Allow me to amend though that I find this all amazing that this lawyer is a big enough bonehead for even trying this defense. Maybe it worked on Law & Order once.

zachwlewis — 07:05 on 01.11.05#
 

I think it is pretty funny, him comparing them to cheerleaders.

The sad thing is, I have oft laughed about that very thought, drawing comics and such to drive the point home that every bit of this war is ridiculous. It just makes me sad that people see someone who makes fun of something to have no soul. I wish more people could look at those pictures, say something like: "Ooh, looks like he's gettin' it good, eh?" and then have a chuckle or two, instead of being reprimanded by all those who are "holier-than-thou."

Sorry for the rant. I concur with you: Dude totally needs a better lawer.

Nathan Logan — 08:30 on 01.11.05#
 

Personally, I find his lawyer fitting.
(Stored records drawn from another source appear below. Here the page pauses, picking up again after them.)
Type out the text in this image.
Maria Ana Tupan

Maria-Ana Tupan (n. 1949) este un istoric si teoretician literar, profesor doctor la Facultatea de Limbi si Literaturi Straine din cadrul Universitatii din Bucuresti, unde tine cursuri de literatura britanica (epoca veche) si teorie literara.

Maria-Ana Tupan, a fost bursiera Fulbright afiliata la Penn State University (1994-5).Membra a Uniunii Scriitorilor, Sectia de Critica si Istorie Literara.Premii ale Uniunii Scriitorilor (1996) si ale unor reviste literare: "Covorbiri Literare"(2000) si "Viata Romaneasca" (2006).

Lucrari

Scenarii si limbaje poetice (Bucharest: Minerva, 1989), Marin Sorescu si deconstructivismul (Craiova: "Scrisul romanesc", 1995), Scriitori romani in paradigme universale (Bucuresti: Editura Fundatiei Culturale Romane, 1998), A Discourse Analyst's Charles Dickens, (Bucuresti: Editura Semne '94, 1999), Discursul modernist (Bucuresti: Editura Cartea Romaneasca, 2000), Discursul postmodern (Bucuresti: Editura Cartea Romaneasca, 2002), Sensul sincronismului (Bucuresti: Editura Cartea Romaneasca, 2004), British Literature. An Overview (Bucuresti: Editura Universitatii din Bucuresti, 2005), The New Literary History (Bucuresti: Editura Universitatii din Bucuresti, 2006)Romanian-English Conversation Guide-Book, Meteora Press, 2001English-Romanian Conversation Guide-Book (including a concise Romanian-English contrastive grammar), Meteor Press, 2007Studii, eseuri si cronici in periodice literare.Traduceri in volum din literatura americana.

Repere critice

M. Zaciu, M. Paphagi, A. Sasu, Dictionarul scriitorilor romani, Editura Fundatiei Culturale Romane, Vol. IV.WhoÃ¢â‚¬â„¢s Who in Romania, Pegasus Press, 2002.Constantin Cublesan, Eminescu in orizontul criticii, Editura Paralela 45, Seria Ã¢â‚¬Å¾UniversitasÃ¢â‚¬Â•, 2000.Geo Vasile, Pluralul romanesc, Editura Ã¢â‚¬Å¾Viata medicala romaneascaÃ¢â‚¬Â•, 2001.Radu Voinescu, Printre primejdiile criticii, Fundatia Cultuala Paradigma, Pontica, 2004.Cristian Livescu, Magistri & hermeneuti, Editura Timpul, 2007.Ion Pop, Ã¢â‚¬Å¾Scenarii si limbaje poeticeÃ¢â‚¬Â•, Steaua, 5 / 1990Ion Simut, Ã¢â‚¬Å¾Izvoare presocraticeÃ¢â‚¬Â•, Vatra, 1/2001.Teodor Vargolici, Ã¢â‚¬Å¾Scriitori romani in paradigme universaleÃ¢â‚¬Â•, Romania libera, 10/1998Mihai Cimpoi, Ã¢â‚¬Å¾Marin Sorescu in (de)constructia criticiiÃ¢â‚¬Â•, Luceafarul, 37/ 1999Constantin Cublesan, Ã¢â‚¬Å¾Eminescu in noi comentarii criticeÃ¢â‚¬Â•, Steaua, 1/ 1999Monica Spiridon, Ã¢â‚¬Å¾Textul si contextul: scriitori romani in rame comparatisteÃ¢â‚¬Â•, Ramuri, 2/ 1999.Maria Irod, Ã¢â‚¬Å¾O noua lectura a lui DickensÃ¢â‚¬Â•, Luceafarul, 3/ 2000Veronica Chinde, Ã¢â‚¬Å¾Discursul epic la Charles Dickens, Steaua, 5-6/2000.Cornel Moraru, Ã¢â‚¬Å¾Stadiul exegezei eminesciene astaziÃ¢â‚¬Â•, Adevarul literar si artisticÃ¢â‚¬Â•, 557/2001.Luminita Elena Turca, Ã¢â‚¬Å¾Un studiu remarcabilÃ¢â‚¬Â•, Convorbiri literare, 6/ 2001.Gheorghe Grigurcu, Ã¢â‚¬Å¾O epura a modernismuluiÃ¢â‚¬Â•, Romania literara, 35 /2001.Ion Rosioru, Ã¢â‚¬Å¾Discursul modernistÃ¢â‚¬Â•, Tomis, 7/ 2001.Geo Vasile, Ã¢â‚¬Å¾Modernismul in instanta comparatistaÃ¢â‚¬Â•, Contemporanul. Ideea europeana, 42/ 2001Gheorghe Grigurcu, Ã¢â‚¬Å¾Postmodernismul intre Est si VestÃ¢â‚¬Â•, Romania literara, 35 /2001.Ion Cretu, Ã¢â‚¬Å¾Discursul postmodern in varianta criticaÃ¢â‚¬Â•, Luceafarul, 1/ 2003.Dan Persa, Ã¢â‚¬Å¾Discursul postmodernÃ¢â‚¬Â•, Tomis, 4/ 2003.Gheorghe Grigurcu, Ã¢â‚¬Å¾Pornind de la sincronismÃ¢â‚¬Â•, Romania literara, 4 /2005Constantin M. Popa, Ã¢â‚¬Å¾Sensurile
Maybe he'll get what he deserves, rather than getting off with 15 hours of community service and a $250 fine.

I love that our judicial system was created with the concept of "better ten guilty men go free than one innocent man be punished," but sometimes it just gets ridiculous.

May justice be done here.

Baxter — 10:22 on 01.11.05#
 

I dunno... I'm not there, and I don't really know what's happening overall, but from what I'm hearing, the bulk of the defense hangs on the notion that Sgt. Scumbag was just doing what he was told. Since I suspect that may very well be true, I hope the lawyer does well convincing a lot of people that maybe we SHOULD look into how high this really went.
I don't believe Sgt. Scumbag and his buddies we're sitting around playing cards one day and said "hey, you know what would be really cool...."
There was at the very least a culture, if not outright standing orders, and the folks who need to fry most are probably never going to see a courtroom at all.

Greg — 10:44 on 01.11.05#
 

Baxter, you're right but we're talking about cheerleaders who do this 6-8 times a year!

Philip — 12:43 on 01.11.05#
 

Was his lawyer's name Lionel Hutz, by any chance?

http://www.drhibbert.it/DrHibbert63/9f05_04.JPG

starvingartist — 10:39 on 01.13.05#
 

This is the same clueless lawyer that said that al Sheikh's testimony had been good for his client: "It was the face of the enemy. It's very clear that he hates America."

Mark L. — 01:32 on 01.20.05#
 

He was found guilty.

And, um, I just wanted to comment on a topic other than Win!